Trotzdem sind bislang bloss 114 Seglerinnen und Segler ins Ziel gekommen.

Die Ausfallrate beträgt seit der ersten Austragung 1989 fast 50 Prozent. Der Fehler, wenn jemand aufgeben muss, passiert meistens davor.

Ein Materialfehler in der Vorbereitung?

Genau. Ein zu leicht gebautes Schiff, nicht genügend Ersatzteile dabei oder etwas anderes. Für mich ist es deshalb extrem wichtig, in den nächsten zweieinhalb Jahren das Schiff auf Herz und Nieren zu prüfen. Bis ich im November 2024 an den Start gehe, will ich genau wissen, was das Schiff aushält. Dafür trainieren wir viel bei schlechten Bedingungen.

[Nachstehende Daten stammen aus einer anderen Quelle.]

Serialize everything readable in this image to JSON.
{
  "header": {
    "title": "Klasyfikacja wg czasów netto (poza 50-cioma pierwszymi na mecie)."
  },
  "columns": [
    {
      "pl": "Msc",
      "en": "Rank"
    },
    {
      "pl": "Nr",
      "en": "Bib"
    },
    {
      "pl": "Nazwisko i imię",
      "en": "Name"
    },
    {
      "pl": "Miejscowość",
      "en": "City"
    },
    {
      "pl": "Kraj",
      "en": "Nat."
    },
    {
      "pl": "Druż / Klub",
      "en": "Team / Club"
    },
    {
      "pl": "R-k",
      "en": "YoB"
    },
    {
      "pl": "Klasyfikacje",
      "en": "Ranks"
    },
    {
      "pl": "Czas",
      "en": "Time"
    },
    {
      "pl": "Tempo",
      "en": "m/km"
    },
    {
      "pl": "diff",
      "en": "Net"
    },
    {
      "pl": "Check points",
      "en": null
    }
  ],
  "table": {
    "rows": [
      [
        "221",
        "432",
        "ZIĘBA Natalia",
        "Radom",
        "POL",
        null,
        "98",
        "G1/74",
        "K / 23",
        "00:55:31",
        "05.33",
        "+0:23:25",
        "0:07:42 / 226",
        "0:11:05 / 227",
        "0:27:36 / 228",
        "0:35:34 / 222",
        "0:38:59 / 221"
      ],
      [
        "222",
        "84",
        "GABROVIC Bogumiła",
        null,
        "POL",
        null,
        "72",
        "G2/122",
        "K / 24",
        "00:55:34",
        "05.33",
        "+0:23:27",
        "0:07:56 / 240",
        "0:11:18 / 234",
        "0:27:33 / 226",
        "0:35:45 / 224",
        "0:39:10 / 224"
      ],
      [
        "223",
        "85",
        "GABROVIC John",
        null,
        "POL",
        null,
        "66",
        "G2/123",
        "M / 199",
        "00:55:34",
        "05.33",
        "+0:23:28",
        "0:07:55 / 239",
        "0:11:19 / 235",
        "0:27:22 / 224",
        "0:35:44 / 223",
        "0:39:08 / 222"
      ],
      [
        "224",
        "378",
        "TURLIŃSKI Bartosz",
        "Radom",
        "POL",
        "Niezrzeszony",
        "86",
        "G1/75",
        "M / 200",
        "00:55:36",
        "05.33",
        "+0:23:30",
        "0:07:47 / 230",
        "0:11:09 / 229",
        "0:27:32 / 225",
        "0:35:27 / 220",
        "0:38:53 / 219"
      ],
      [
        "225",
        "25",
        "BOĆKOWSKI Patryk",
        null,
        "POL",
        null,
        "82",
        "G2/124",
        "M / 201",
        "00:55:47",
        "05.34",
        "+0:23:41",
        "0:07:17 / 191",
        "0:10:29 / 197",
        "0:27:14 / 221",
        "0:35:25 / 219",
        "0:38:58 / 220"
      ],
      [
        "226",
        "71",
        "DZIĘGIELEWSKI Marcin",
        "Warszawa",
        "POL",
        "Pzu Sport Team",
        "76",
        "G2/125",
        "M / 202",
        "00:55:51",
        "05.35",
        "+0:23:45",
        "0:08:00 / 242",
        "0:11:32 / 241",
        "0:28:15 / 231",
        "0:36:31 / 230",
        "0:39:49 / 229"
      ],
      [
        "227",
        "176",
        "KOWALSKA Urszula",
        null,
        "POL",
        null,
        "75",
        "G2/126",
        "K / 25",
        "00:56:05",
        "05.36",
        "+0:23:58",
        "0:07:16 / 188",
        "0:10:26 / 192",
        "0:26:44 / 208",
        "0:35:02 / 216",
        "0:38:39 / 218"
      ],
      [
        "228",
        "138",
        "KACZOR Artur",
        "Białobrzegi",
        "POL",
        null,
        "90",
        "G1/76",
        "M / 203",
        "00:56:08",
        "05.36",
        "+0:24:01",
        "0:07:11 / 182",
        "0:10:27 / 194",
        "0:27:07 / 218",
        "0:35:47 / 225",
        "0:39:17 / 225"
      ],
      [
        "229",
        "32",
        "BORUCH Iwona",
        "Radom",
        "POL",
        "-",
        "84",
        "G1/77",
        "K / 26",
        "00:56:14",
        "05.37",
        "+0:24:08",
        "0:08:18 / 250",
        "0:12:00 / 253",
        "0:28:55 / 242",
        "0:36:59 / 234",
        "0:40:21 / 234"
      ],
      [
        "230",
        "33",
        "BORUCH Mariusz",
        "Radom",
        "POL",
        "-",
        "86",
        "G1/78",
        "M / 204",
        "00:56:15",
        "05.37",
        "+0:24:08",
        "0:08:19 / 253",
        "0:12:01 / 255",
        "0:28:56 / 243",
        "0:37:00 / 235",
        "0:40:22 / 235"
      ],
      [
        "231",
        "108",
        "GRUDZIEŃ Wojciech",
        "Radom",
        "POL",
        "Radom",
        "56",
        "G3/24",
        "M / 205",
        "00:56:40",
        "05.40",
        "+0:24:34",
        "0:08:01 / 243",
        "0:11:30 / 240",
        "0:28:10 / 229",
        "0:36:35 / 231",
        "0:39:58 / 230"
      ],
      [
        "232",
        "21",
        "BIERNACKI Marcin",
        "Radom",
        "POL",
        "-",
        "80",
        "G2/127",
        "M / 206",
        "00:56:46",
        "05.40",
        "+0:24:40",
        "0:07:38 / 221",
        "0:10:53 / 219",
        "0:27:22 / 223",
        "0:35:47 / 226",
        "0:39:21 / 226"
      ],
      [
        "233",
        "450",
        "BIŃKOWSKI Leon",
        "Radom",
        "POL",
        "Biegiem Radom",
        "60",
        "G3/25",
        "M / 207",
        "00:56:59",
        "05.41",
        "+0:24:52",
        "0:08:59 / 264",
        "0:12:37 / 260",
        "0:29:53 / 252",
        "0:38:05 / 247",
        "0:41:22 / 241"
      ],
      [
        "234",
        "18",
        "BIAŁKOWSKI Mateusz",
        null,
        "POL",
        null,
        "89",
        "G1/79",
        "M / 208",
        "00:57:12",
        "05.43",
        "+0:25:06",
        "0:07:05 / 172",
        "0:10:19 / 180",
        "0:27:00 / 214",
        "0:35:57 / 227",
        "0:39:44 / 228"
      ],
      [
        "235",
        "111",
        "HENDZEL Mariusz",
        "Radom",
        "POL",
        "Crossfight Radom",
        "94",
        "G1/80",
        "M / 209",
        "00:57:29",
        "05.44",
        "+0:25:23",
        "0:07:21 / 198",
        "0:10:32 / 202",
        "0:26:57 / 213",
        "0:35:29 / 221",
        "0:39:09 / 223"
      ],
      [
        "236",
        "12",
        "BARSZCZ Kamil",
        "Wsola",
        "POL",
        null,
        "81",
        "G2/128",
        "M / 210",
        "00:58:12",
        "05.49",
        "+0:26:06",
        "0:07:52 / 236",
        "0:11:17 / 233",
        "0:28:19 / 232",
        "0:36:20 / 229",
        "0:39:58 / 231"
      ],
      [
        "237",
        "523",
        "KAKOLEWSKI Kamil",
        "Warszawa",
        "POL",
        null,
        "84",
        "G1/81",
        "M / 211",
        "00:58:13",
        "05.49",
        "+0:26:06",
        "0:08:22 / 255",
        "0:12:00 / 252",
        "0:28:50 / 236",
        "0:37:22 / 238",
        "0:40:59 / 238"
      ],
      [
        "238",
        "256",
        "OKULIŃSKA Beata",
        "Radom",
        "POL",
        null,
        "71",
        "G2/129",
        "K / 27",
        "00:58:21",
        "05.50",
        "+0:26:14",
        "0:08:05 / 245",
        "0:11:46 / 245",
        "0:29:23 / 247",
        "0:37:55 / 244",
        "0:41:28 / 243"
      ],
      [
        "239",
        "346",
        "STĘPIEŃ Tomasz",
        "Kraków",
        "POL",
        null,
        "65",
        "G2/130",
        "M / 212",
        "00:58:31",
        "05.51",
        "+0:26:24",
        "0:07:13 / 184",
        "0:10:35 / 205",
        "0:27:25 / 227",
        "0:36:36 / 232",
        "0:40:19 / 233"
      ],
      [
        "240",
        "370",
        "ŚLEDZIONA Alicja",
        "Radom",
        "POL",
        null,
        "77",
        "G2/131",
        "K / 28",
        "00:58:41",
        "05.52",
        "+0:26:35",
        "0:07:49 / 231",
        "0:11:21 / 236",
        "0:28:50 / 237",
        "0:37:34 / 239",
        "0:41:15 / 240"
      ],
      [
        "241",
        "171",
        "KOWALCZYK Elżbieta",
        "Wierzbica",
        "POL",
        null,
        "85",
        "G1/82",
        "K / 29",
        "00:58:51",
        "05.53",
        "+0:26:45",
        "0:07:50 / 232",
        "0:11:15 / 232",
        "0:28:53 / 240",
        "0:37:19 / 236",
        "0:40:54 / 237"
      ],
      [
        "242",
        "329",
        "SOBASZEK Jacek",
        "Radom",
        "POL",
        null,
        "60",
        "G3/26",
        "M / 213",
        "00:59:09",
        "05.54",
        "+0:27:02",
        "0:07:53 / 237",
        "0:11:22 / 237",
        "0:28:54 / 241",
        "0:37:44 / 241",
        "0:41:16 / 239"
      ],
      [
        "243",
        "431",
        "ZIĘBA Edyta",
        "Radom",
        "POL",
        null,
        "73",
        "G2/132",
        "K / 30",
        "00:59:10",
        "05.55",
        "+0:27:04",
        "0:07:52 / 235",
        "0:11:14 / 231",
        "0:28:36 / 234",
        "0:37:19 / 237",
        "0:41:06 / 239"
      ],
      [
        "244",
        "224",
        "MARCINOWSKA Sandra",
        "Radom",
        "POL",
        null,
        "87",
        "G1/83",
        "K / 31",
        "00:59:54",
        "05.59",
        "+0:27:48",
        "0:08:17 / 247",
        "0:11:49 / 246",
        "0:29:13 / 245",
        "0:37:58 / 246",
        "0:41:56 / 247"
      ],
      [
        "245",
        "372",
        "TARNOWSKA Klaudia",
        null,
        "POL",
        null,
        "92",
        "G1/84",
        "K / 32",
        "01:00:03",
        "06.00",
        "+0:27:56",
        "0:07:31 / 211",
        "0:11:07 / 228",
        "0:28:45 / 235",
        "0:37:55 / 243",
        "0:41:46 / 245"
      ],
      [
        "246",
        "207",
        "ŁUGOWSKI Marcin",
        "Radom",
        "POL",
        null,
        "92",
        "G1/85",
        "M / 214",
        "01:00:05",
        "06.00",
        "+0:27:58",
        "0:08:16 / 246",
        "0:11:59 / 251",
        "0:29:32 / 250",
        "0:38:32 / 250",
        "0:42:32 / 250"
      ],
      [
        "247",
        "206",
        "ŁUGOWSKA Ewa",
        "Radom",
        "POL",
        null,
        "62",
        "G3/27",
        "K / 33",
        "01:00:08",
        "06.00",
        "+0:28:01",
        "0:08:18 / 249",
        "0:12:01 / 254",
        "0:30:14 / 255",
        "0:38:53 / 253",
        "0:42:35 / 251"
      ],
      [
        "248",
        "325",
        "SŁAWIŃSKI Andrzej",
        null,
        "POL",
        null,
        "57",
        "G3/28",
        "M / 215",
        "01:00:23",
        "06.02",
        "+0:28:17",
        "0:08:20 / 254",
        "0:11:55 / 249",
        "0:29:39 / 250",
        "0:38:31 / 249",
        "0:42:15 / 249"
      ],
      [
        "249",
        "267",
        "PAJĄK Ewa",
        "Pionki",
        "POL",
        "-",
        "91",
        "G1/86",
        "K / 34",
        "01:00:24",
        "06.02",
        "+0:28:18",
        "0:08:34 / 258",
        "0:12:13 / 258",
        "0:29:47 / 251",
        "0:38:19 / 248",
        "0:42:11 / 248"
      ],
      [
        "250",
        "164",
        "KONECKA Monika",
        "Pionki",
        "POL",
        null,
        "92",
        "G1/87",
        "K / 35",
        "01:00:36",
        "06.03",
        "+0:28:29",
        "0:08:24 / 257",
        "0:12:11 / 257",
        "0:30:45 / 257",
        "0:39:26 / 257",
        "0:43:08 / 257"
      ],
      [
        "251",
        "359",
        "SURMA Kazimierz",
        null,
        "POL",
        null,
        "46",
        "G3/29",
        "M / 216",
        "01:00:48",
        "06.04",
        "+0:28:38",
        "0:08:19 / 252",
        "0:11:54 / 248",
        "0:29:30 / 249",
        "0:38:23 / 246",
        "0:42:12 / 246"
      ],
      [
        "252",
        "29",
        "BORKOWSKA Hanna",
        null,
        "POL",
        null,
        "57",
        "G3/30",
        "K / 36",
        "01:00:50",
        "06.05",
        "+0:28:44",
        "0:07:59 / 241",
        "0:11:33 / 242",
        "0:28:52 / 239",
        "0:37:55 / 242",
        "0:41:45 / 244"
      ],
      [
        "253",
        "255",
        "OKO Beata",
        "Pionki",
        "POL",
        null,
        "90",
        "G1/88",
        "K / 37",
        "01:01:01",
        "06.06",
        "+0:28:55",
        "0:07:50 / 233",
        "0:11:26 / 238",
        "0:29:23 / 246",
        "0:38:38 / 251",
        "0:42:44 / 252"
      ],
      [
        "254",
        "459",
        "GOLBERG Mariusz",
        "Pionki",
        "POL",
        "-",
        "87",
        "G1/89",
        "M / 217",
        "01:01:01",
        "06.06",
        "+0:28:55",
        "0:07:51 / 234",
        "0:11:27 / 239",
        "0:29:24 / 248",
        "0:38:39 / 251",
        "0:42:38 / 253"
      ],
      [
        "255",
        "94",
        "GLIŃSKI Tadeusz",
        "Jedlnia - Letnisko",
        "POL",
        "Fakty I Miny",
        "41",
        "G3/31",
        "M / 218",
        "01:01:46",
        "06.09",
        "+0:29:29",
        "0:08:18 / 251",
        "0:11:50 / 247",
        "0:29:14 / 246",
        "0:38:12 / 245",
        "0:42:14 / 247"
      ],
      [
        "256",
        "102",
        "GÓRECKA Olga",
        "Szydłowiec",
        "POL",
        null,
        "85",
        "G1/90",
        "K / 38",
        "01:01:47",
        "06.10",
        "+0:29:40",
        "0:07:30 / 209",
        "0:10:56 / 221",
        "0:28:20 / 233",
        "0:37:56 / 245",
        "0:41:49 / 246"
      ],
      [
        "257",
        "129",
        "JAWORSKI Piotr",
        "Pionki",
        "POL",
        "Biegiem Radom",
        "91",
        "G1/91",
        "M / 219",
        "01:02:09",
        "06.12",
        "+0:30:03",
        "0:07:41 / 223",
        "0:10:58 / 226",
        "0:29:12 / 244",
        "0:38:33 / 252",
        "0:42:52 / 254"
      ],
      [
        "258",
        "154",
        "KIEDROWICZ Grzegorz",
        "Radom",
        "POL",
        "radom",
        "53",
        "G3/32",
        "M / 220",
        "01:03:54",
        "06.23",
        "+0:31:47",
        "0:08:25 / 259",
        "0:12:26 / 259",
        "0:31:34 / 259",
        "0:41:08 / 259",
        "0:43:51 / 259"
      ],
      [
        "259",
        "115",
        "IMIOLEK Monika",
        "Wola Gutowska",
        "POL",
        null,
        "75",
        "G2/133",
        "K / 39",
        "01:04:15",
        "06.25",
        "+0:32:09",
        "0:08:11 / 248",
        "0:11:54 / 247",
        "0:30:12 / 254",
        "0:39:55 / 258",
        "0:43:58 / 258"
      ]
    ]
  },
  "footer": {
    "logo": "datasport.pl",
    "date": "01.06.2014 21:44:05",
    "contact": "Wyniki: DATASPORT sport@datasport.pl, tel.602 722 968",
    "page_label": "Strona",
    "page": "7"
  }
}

Bekanntlich ist die Regatta auch eine Materialschlacht. Wie teuer ist Ihr Schiff?

Vor sechs Wochen habe ich in der Bretagne mein Schiff gekauft. Das Schiff kostete 730 000 Euro ohne Mehrwertkosten.

Und was taugt es?

Es ist ein älteres und sehr verlässliches Boot. Es ist etwas schwerer und solider, dafür nicht ganz so schnell. Das ist immer die grosse Frage: Wählt man ein leichtes und schnelles Boot, ist aber anfällig? Oder setzt man auf Verlässlichkeit? Bei meiner ersten Austragung geht es für mich nur darum, ins Ziel zu kommen. Entsprechend habe ich mein Boot ausgewählt. So haben wir aber bei der ersten Teilnahme zwar kaum Gewinnchancen. Aber die Vendée Globe ist nicht etwas, das ich nur einmal mache und nachher wieder aussteige.

Sondern?

Der Altersschnitt beträgt 43. Ich bin 33. Wenn alles nach Plan läuft, ist das Segeln mein Leben für die nächsten 10 bis 20 Jahre.

Das gesamte Unterfangen dürfte einiges kosten. Mit was rechnen Sie?

Idealerweise kommen wir auf ein Budget von 2 Millionen Franken pro Jahr. Mit 1,5 Millionen Franken würde es notfalls auch gehen. Wir haben für die Finanzierung eine Art Gönnerverein für die vielen KMU rund um den Zürichsee aufgegleist. Als Hauptsponsor kommen wohl eher globale Firmen infrage.

Sie sprechen viel in der Wir-Form – obschon Sie allein segeln. Was braucht es denn alles im Hintergrund?

Momentan sind wir sechs Leute. Ab Januar sollen es zwölf sein. Fifty-fifty: die einen auf der technischen Seite und am Segeln mit mir; die anderen im Back-Office für PR, Marketing, Finanzen etc. Ich vergleiche uns mit einem kleinen Formel-1-Team. Klassischer Einzelsport ist es definitiv nicht. Auch wenn ich Ende 2024 der bin, der in drei Monaten um die Welt segeln wird.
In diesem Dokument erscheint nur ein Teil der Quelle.